Probing the temperature field and residual stress transformation in multi-track, multi-layered system

A three-dimensional sequential coupled thermo-mechanical modelling is performed for multi-track, multi-layer deposition of Nickel-based superalloy, namely IN625; through laser powder bed fusion (LPBF) technique for real-time monitoring of the thermal response, cooling characteristics and in-process transformation in residual stress in successively built height. The maximum temperature of 1100 K is estimated at the top section, whereas 810 K is at the middle section during solidification. This spatial transition in temperature distribution over the same built structure is caused by differences in local cooling rates.
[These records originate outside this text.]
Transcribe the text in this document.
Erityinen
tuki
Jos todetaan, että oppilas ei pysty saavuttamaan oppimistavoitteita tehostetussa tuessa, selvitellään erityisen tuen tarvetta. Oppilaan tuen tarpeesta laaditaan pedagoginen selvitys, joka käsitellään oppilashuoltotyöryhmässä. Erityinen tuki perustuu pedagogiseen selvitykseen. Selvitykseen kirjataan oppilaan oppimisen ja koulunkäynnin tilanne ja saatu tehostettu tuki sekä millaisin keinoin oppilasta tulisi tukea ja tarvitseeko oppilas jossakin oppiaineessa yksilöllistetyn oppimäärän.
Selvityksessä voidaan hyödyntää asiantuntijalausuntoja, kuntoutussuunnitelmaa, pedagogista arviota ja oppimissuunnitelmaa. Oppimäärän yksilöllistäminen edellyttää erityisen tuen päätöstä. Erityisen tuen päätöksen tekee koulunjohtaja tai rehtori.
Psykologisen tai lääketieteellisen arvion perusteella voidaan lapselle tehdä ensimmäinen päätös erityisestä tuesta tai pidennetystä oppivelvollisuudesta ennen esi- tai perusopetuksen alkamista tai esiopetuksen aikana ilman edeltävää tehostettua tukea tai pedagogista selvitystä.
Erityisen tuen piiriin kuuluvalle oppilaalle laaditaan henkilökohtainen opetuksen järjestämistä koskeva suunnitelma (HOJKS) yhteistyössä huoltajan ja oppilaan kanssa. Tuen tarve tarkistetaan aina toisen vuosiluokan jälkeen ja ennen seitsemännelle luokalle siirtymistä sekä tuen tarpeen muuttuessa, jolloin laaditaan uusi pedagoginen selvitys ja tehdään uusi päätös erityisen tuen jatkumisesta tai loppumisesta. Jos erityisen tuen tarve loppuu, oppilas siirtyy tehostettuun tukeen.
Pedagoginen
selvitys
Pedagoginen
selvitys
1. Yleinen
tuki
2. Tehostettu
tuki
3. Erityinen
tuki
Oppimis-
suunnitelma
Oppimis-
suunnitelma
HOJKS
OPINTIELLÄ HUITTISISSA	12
The steel substrate/backing plate that was utilised demonstrated a heat sink effect and contributed to altering the cooling properties and residual stress behaviour in the lower portion of the fabricated built structure. The conduction mode of heat transfer is found to be effective at the bottom section, while the propensity of convective mode is enhanced upon increasing the built height. Cooling rate is highly influenced by the temperature gradient, hence similar pattern is achieved for both solidification parameters during the deposition process. Tensile longitudinal (S11 303 MPa) and transverse (S22 455 MPa) residual stress is obtained at the location of 4.5 mm from the bottom side, compensated by compressive stress of 180 MPa, on the top and bottom side to maintain structural equilibrium. Reversal of stress field from tensile to compressive and vice-versa couldn’t happen at built (IN625)/substrate (Steel) interface probably due to insignificant difference in coefficient of thermal expansion, i.e., 10 – 12 10-6 /K for both alloys.